Met ACM is de rechtbank van oordeel dat de gedragingen van door haar ingeschakelde derden zoals Planeta ten volle aan [A] zijn toe te rekenen. Van een
verminderd verwijt is de rechtbank niet gebleken. Verder is de rechtbank van oordeel dat ACM door in concreto de ernstfactor 0,5 toe te passen, niet is uitgegaan van een te hoge ernst. Het ontbreken van recidive behoeft niet te leiden tot verlaging van de boete. Uit het gegeven dat recidive een boeteverhogende omstandigheid is, kan niet gevoegelijkerwijs worden afgeleid dat het ontbreken daarvan een boeteverlagende omstandigheid is
(vgl. Rb. Rotterdam 14 juni 2012, ECLI:NL:RBROT:2012:BW8420). Mede gelet op de toepassing van deze relatief lage ernstfactor is de rechtbank van oordeel dat met inachtneming van de door [A] genoemde publicaties niet kan worden gezegd dat de opgelegde boetes onevenredig hoog zijn (vgl. CBb 2 juli 2010, ECLI:NL:CBB:2010:BN0534). Ook anderszins zijn de rechtbank geen omstandigheden gebleken die nopen tot verlaging van de door ACM bij het bestreden besluit vastgestelde totale boetebedrag.
Slot
Gelet op het voorgaande kan het bestreden besluit in rechte stand houden en is het beroep van [A] ongegrond.

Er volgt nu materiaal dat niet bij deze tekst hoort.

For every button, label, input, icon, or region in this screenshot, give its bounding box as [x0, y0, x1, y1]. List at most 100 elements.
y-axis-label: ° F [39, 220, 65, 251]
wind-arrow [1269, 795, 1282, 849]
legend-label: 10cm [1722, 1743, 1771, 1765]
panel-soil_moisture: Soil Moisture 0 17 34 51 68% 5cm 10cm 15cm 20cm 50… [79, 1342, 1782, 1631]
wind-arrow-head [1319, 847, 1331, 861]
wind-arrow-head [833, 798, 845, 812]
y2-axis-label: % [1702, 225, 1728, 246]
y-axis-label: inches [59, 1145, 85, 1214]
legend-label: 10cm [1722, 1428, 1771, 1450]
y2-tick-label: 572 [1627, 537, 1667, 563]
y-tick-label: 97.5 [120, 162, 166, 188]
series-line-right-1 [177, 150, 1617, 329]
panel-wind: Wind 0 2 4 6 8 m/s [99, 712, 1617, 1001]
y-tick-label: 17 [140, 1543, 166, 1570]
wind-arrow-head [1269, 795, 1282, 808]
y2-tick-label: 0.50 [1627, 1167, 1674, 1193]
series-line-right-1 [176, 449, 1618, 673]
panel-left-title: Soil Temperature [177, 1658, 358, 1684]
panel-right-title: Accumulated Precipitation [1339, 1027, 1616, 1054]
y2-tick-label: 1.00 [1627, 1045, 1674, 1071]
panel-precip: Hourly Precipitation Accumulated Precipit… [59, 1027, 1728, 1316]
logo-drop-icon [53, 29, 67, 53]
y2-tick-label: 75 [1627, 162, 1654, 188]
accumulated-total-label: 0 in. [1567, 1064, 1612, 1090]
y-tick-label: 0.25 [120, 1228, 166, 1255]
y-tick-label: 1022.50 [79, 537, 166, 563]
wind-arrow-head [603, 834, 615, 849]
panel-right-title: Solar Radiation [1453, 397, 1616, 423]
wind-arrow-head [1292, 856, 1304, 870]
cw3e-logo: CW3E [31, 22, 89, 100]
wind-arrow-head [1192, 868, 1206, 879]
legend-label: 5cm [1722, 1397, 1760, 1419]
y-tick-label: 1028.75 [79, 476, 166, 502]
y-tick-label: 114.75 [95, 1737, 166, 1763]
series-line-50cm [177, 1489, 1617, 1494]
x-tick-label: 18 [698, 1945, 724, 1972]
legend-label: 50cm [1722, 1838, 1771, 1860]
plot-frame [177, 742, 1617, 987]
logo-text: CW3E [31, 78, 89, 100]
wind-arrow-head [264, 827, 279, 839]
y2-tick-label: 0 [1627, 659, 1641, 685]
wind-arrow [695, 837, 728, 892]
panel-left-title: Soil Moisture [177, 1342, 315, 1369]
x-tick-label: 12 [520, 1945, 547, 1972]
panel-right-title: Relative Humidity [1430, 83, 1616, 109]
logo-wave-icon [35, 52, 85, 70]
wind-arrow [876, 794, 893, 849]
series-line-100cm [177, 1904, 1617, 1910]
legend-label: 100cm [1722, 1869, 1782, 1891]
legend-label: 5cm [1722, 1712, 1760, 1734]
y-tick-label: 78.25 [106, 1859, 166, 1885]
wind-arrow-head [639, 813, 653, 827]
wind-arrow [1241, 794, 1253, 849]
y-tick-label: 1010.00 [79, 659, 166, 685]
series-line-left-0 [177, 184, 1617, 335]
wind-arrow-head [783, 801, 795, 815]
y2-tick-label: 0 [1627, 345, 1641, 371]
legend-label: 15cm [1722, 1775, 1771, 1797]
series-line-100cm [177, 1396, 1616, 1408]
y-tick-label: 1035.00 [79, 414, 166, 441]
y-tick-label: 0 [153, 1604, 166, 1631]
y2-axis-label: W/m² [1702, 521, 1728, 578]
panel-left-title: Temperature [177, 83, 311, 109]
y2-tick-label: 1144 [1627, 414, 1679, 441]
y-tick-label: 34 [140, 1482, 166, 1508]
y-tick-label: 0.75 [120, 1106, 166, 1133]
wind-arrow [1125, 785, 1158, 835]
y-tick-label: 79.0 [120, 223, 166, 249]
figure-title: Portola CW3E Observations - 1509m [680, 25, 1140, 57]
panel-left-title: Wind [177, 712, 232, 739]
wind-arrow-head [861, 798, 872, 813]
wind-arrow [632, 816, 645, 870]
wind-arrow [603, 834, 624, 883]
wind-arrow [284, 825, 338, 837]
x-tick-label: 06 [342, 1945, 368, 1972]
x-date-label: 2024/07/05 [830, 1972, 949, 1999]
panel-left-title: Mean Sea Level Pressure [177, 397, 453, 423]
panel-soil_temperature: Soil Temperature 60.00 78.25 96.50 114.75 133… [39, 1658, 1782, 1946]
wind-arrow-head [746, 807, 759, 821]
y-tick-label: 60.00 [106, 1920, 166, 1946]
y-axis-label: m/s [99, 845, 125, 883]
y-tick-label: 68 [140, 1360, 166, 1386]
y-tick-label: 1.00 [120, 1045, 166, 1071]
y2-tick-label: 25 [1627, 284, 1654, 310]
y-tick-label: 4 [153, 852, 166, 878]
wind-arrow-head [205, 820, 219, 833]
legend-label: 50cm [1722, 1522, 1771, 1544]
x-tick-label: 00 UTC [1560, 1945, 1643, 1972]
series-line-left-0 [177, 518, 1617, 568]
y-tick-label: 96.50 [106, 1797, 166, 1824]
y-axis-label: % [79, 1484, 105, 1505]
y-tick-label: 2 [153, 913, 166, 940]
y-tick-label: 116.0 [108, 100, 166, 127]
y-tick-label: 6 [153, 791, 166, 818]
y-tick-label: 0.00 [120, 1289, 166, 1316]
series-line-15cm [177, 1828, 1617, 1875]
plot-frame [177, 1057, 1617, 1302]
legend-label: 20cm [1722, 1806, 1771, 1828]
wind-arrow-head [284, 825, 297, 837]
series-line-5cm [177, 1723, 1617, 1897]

Voor een proceskostenveroordeling bestaat geen aanleiding.
Beslissing
De rechtbank verklaart het beroep ongegrond.
Deze uitspraak is gedaan door mr. A.I. van Strien, voorzitter, en mr. J. Bergen en
mr. D. Brugman, leden, in aanwezigheid van mr. dr. R. Stijnen, griffier. De beslissing is
in het openbaar uitgesproken op 28 november 2013.